The meaning of commitment in getting off sugar

The first week of no sugar has gone by. And I'm feeling a little better and a little proud of mself. But I also know that, in some ways, this isn't the real test. The real test is in the long run. I've gone weeks without sugar, even six months several times. So what will be different? I never gave it up before with such clarity about the commitment.

When I've given up sugar in the past, it's been to lose weight, even when I've said it wasn't. My weight would have crept up another 20 pounds and I'd want to try to take it off. I'd go on some diet, usually a pretty sane one as I don't do well with deprivation or monotony (I just like food too much ), and I'd lose the weight or some of it and I'd fool myself into thinking that I could do one piece of cake or a bit of chocolate or a bowl of ice cream at a gathering and not start up the whole cycle. I have to admit that I knew what I was doing. In fact, such thinking was a blatant way to lie to myself because, you see, I'd done it all before with alcohol. I'd give up drinking for a few months and then tell myself I had it all under control and could have a glass of wine with dinner. Well, a couple of glasses. And then in two days, I'd be drunk again and drinking all the time. I already knew what the process was like and what was bound to happen.

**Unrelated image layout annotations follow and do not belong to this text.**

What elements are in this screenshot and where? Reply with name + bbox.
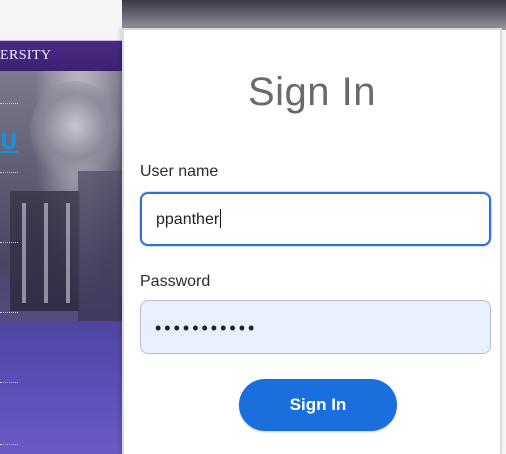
signin-title: Sign In (247, 70, 377, 114)
password-field[interactable]: ••••••••••• (140, 300, 491, 354)
divider (0, 103, 18, 104)
password-masked-value: ••••••••••• (155, 318, 258, 338)
username-label: User name (140, 163, 219, 180)
background-link[interactable]: U (0, 130, 18, 155)
divider (0, 172, 18, 173)
password-label: Password (140, 273, 211, 290)
campus-photo-pillar (44, 203, 48, 303)
campus-photo (0, 71, 132, 454)
text-caret (220, 209, 222, 229)
signin-dialog: Sign In User name ppanther Password ••••… (122, 28, 502, 454)
university-banner-text: ERSITY (0, 48, 52, 63)
signin-button[interactable]: Sign In (239, 379, 397, 431)
campus-photo-pillar (66, 203, 70, 303)
divider (0, 312, 18, 313)
username-value: ppanther (156, 211, 220, 228)
divider (0, 382, 18, 383)
username-field[interactable]: ppanther (140, 192, 491, 246)
modal-backdrop-strip (122, 0, 506, 30)
divider (0, 444, 18, 445)
campus-photo-ground (0, 321, 132, 454)
campus-photo-pillar (22, 203, 26, 303)
divider (0, 242, 18, 243)
campus-photo-tree (30, 81, 120, 181)
university-banner: ERSITY (0, 40, 132, 72)
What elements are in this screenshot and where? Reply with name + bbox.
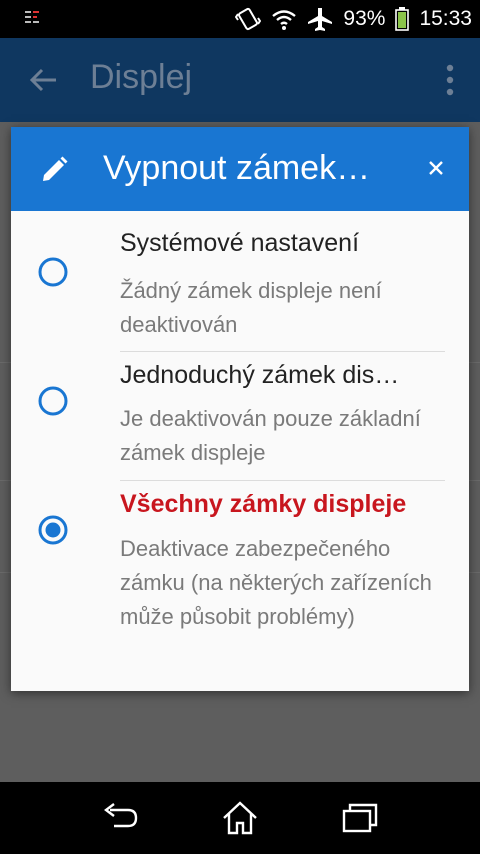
option-simple-lock[interactable]: Jednoduchý zámek dis… Je deaktivován pou… (11, 351, 469, 481)
navigation-bar (0, 782, 480, 854)
battery-percent: 93% (343, 7, 386, 30)
wifi-icon (272, 10, 297, 30)
recent-apps-icon[interactable] (340, 798, 380, 838)
radio-selected-icon[interactable] (37, 514, 69, 546)
option-description: Žádný zámek displeje není deaktivován (120, 278, 382, 337)
home-icon[interactable] (220, 798, 260, 838)
close-icon[interactable] (425, 157, 447, 179)
dialog-header: Vypnout zámek… (11, 127, 469, 211)
lock-dialog: Vypnout zámek… Systémové nastavení Žádný… (11, 127, 469, 691)
back-arrow-icon[interactable] (26, 63, 60, 97)
battery-icon (395, 7, 410, 31)
app-bar: Displej (0, 38, 480, 122)
pencil-icon (43, 156, 68, 181)
option-description: Je deaktivován pouze základní zámek disp… (120, 406, 421, 465)
option-all-locks[interactable]: Všechny zámky displeje Deaktivace zabezp… (11, 481, 469, 681)
option-system-settings[interactable]: Systémové nastavení Žádný zámek displeje… (11, 211, 469, 351)
option-description: Deaktivace zabezpečeného zámku (na někte… (120, 536, 432, 629)
option-title: Všechny zámky displeje (120, 490, 407, 518)
option-title: Systémové nastavení (120, 229, 360, 257)
clock: 15:33 (419, 7, 472, 30)
page-title: Displej (90, 58, 193, 96)
more-vert-icon[interactable] (446, 64, 454, 96)
option-title: Jednoduchý zámek dis… (120, 361, 400, 389)
back-icon[interactable] (100, 798, 140, 838)
status-bar: 93% 15:33 (0, 0, 480, 38)
airplane-mode-icon (308, 8, 333, 31)
notification-icon (25, 11, 39, 23)
radio-unselected-icon[interactable] (37, 256, 69, 288)
radio-unselected-icon[interactable] (37, 385, 69, 417)
dialog-title: Vypnout zámek… (103, 149, 371, 187)
vibrate-icon (235, 7, 262, 31)
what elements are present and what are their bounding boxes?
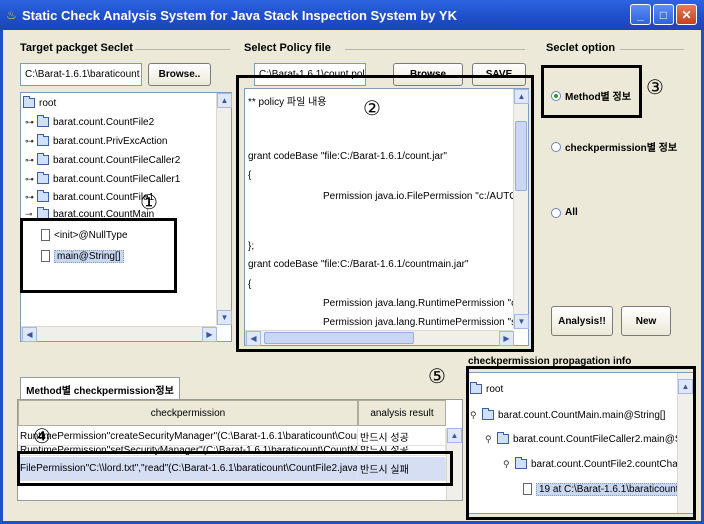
radio-label: checkpermission별 정보 (565, 143, 678, 154)
folder-icon (37, 115, 49, 127)
class-tree-vscroll[interactable]: ▲ ▼ (216, 93, 232, 325)
expand-handle-icon: ⊶ (25, 173, 34, 184)
new-button[interactable]: New (621, 306, 671, 336)
maximize-icon: □ (659, 7, 668, 22)
scroll-right-button[interactable]: ▶ (202, 327, 217, 342)
annotation-box-1 (20, 218, 177, 293)
folder-icon (37, 134, 49, 146)
annotation-number-3: ③ (646, 75, 664, 99)
scroll-left-button[interactable]: ◀ (22, 327, 37, 342)
class-tree-hscroll[interactable]: ◀ ▶ (21, 326, 217, 342)
tree-node-label: barat.count.CountFileCaller2 (53, 154, 181, 166)
tab-method-checkpermission[interactable]: Method별 checkpermission정보 (20, 377, 180, 400)
radio-checkpermission-info[interactable]: checkpermission별 정보 (551, 139, 677, 154)
folder-icon (37, 172, 49, 184)
class-tree-panel[interactable]: root ⊶ barat.count.CountFile2 ⊶ barat.coun… (20, 92, 232, 342)
group-line (345, 49, 525, 50)
arrow-up-icon: ▲ (450, 431, 459, 440)
table-cell-result[interactable]: 반드시 성공 (358, 428, 446, 446)
tree-node[interactable]: ⊶ barat.count.CountFileCaller2 (25, 152, 180, 168)
table-cell-checkpermission[interactable]: RuntimePermission"createSecurityManager"… (18, 428, 358, 446)
group-line (135, 49, 230, 50)
tree-node-label: barat.count.CountFile2 (53, 116, 155, 128)
scroll-down-button[interactable]: ▼ (217, 310, 232, 325)
tree-node-label: barat.count.CountFileCaller1 (53, 173, 181, 185)
scroll-up-button[interactable]: ▲ (217, 93, 232, 108)
close-icon: ✕ (681, 7, 692, 22)
app-icon: ♨ (6, 8, 17, 22)
policy-file-label: Select Policy file (244, 42, 331, 54)
tree-node-label: root (39, 97, 57, 109)
annotation-box-2 (236, 75, 534, 352)
annotation-box-5 (466, 366, 696, 520)
expand-handle-icon: ⊶ (25, 116, 34, 127)
expand-handle-icon: ⊶ (25, 135, 34, 146)
tree-node-label: barat.count.CountFile1 (53, 191, 155, 203)
tree-node[interactable]: ⊶ barat.count.PrivExcAction (25, 133, 168, 149)
target-browse-button[interactable]: Browse.. (148, 63, 211, 86)
tree-node[interactable]: ⊶ barat.count.CountFile1 (25, 189, 154, 205)
expand-handle-icon: ⊶ (25, 154, 34, 165)
maximize-button[interactable]: □ (653, 4, 674, 25)
annotation-box-4 (17, 451, 453, 486)
arrow-up-icon: ▲ (220, 96, 229, 105)
scroll-up-button[interactable]: ▲ (447, 428, 462, 443)
annotation-box-3 (541, 65, 642, 118)
arrow-down-icon: ▼ (220, 313, 229, 322)
target-path-field[interactable]: C:\Barat-1.6.1\baraticount (20, 63, 142, 86)
radio-unselected-icon (551, 207, 561, 218)
analysis-button[interactable]: Analysis!! (551, 306, 613, 336)
radio-label: All (565, 207, 578, 218)
target-package-label: Target packget Seclet (20, 42, 133, 54)
minimize-icon: _ (637, 7, 644, 22)
tree-node-label: barat.count.PrivExcAction (53, 135, 168, 147)
expand-handle-icon: ⊶ (25, 191, 34, 202)
arrow-left-icon: ◀ (26, 330, 33, 339)
folder-icon (37, 190, 49, 202)
tree-node[interactable]: ⊶ barat.count.CountFile2 (25, 114, 154, 130)
radio-unselected-icon (551, 141, 561, 152)
annotation-number-2: ② (363, 96, 381, 120)
annotation-number-4: ④ (33, 424, 51, 448)
column-header-analysis-result[interactable]: analysis result (358, 400, 446, 426)
minimize-button[interactable]: _ (630, 4, 651, 25)
group-line (620, 49, 684, 50)
folder-icon (37, 153, 49, 165)
annotation-number-1: ① (140, 190, 158, 214)
seclet-option-label: Seclet option (546, 42, 616, 54)
folder-icon (23, 96, 35, 108)
title-bar: Static Check Analysis System for Java St… (0, 0, 704, 30)
window-title: Static Check Analysis System for Java St… (22, 7, 457, 23)
radio-all[interactable]: All (551, 207, 578, 218)
tree-node[interactable]: ⊶ barat.count.CountFileCaller1 (25, 171, 180, 187)
annotation-number-5: ⑤ (428, 364, 446, 388)
tree-node-root[interactable]: root (23, 95, 56, 111)
column-header-checkpermission[interactable]: checkpermission (18, 400, 358, 426)
close-button[interactable]: ✕ (676, 4, 697, 25)
arrow-right-icon: ▶ (206, 330, 213, 339)
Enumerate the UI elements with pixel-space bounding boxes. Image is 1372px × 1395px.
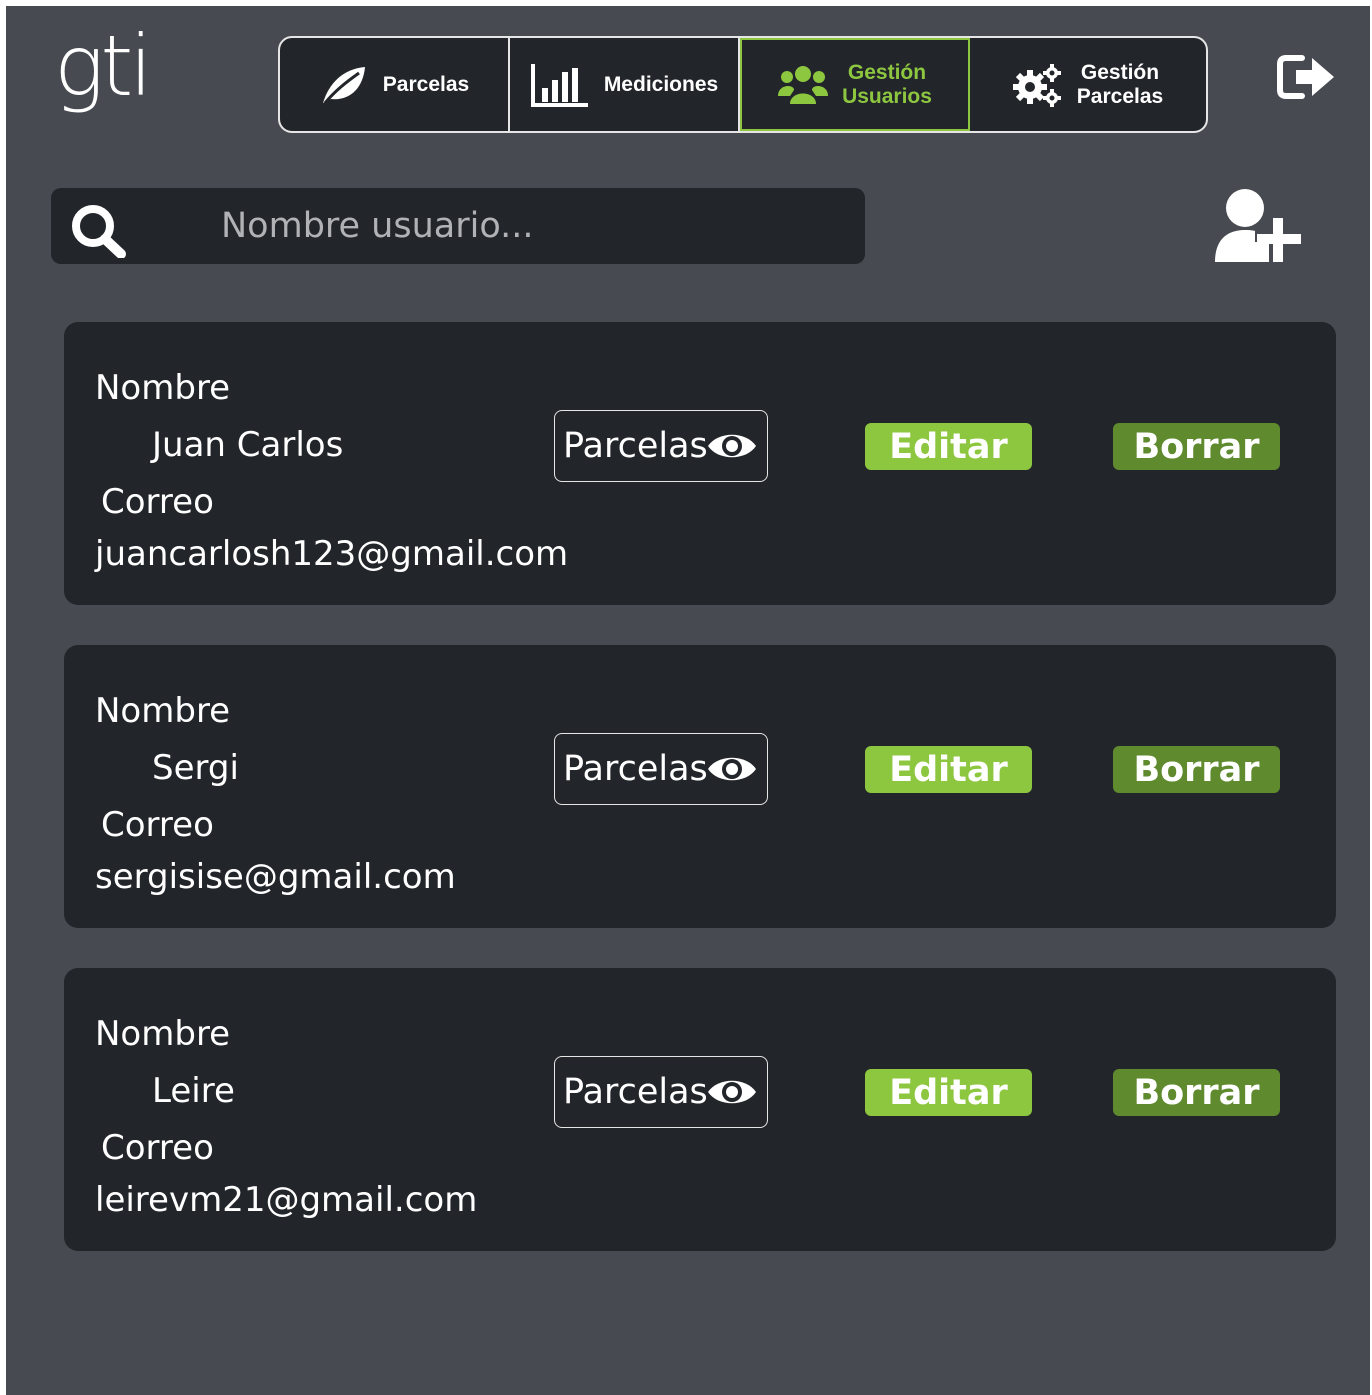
- parcelas-button[interactable]: Parcelas: [554, 733, 768, 805]
- gears-icon: [1012, 62, 1063, 108]
- edit-button[interactable]: Editar: [865, 746, 1032, 793]
- logout-icon[interactable]: [1276, 52, 1338, 102]
- nav-label-parcelas: Parcelas: [382, 72, 470, 96]
- nav-label-gestion-parcelas: Gestión Parcelas: [1076, 60, 1164, 108]
- nombre-value: Juan Carlos: [152, 425, 344, 465]
- app-window: gti Parcelas Mediciones Gestión Usuarios…: [6, 6, 1370, 1395]
- nombre-label: Nombre: [95, 368, 231, 408]
- edit-button[interactable]: Editar: [865, 423, 1032, 470]
- search-bar: [51, 188, 865, 264]
- correo-value: leirevm21@gmail.com: [95, 1180, 478, 1220]
- nombre-label: Nombre: [95, 691, 231, 731]
- correo-label: Correo: [101, 1128, 214, 1168]
- search-icon[interactable]: [65, 202, 131, 262]
- delete-button[interactable]: Borrar: [1113, 1069, 1280, 1116]
- nombre-value: Sergi: [152, 748, 239, 788]
- parcelas-button-label: Parcelas: [563, 1072, 708, 1112]
- nav-item-gestion-usuarios[interactable]: Gestión Usuarios: [740, 38, 970, 131]
- parcelas-button-label: Parcelas: [563, 426, 708, 466]
- delete-button[interactable]: Borrar: [1113, 423, 1280, 470]
- eye-icon: [707, 434, 756, 458]
- correo-value: juancarlosh123@gmail.com: [95, 534, 569, 574]
- correo-label: Correo: [101, 805, 214, 845]
- nombre-label: Nombre: [95, 1014, 231, 1054]
- nav-item-mediciones[interactable]: Mediciones: [510, 38, 740, 131]
- nav-label-gestion-usuarios: Gestión Usuarios: [842, 60, 932, 108]
- user-card: Nombre Juan Carlos Correo juancarlosh123…: [64, 322, 1336, 605]
- correo-label: Correo: [101, 482, 214, 522]
- correo-value: sergisise@gmail.com: [95, 857, 456, 897]
- leaf-icon: [319, 63, 369, 107]
- nav-item-parcelas[interactable]: Parcelas: [280, 38, 510, 131]
- nav-label-mediciones: Mediciones: [603, 72, 719, 96]
- nombre-value: Leire: [152, 1071, 235, 1111]
- eye-icon: [707, 757, 756, 781]
- search-input[interactable]: [219, 200, 843, 252]
- edit-button[interactable]: Editar: [865, 1069, 1032, 1116]
- parcelas-button[interactable]: Parcelas: [554, 410, 768, 482]
- users-icon: [778, 64, 829, 106]
- parcelas-button-label: Parcelas: [563, 749, 708, 789]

Sugar was, admittedly, a little slower process. I would manage to eat in moderation for a week or two, rather than a day or two. And the worst part, or the best part, I wouldn't gain the weight back right away. I'd go two, sometimes three weeks, without gaining a pound and then I'd be bingeing again and all the weight would suddenly, or so it seemed, be back. So I would get lulled into thinking I could eat what I wanted and when and as much as I wanted.

This time I have my eyes wide open. I know that it takes what it takes to break an addiction and clearly it has taken me all those false stops and starts and relapses to get to this place. And there's no guarantee that I won't relapse again. It's only been a week.

But this time, I'm doing it differently. We say in AA that insanity is defined by doing things the same way and expecting different results. I want a different result. I want a different relationship with myself and with food. So I'm willing to do it differently this time.